As the book progressed over the decade, she never once considered quitting. “There was never a question I wouldn’t finish the book,” she says, but she put the book on the back burner while she opened and grew her behavioral health center. The building next door houses the pharmacy—Griffith & Feil Drug— that her husband’s family has owned since 1940 (a Kenova institution, it was founded in 1891). “We added a soda fountain with all authentic features that we purchased from soda fountains across the country,” she says.
Griffith, 60, still lives in Kenova. “If I look out my front door, I can see Kentucky, if I look my side door I can see Ohio,” she says. She and her husband, retired, also spend time in Tybee Island, Georgia. She has three stepdaughters and six grandchildren. The eldest stepdaughter operates the pharmacy, another is her chief financial officer at the behavioral center and the other is a speech therapist.
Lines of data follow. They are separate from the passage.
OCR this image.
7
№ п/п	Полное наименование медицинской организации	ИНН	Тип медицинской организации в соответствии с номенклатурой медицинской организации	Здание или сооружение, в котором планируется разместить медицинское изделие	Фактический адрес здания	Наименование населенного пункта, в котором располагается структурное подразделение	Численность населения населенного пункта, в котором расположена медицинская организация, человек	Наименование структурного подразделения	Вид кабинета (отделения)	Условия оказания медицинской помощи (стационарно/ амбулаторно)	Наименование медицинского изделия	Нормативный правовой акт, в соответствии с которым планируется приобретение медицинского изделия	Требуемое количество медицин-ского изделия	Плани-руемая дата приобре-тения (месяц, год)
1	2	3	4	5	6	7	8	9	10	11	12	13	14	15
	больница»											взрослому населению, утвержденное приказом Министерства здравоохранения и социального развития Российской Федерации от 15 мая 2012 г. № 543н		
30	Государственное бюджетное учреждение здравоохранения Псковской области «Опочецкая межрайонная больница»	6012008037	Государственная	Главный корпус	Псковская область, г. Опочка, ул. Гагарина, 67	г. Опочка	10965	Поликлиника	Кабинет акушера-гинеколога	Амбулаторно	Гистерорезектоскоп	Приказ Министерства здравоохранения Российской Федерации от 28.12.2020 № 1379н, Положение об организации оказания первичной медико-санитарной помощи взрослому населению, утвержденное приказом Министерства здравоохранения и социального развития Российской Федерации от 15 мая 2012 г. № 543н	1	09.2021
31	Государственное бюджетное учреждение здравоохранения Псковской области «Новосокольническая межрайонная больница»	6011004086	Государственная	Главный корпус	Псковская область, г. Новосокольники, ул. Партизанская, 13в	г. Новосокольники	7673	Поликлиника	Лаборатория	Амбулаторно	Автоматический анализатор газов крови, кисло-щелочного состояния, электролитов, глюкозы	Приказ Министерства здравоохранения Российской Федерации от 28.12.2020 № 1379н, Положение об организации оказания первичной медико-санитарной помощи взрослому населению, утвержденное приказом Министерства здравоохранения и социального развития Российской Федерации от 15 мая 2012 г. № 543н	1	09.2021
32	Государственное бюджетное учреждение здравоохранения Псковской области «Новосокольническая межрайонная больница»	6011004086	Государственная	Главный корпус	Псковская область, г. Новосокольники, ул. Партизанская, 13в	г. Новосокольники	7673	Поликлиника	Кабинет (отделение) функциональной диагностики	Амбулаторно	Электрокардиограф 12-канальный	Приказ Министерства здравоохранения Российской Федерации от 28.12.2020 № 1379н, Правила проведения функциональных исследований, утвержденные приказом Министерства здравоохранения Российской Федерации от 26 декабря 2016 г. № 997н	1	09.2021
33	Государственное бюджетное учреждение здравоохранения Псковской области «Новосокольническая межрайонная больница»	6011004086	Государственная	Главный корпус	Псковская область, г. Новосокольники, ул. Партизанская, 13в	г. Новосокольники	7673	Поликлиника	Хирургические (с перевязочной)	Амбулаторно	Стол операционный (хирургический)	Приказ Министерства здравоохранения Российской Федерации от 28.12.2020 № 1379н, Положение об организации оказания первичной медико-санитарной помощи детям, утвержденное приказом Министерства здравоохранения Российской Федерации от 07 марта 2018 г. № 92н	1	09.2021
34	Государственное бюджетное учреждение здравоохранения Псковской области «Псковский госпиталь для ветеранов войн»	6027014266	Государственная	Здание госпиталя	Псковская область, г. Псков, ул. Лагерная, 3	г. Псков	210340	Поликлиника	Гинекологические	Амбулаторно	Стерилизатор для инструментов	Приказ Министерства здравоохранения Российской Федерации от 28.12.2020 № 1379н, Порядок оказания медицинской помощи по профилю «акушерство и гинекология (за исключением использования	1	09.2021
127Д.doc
She is not a full-time writer, but she is currently in the process of editing her second book, a “straightforward” thriller (psychological, of course) about a psychologist whose newest patient is a traumatizing figure from her past). It took her eight months to complete.
As for the publication of One Beautiful Year of Normal and holding a physical copy, Griffith says it was an unexpectedly emotional moment. “I’m not a very demonstrative person,” she says. But I almost started crying.”
To other first-time writers, her advice is, “Don’t be afraid to discard. Keep redoing, keep rewriting.”
Donald Liebenson is a Chicago-based writer who is published on vanityfair.com and in the Washington Post and other outlets.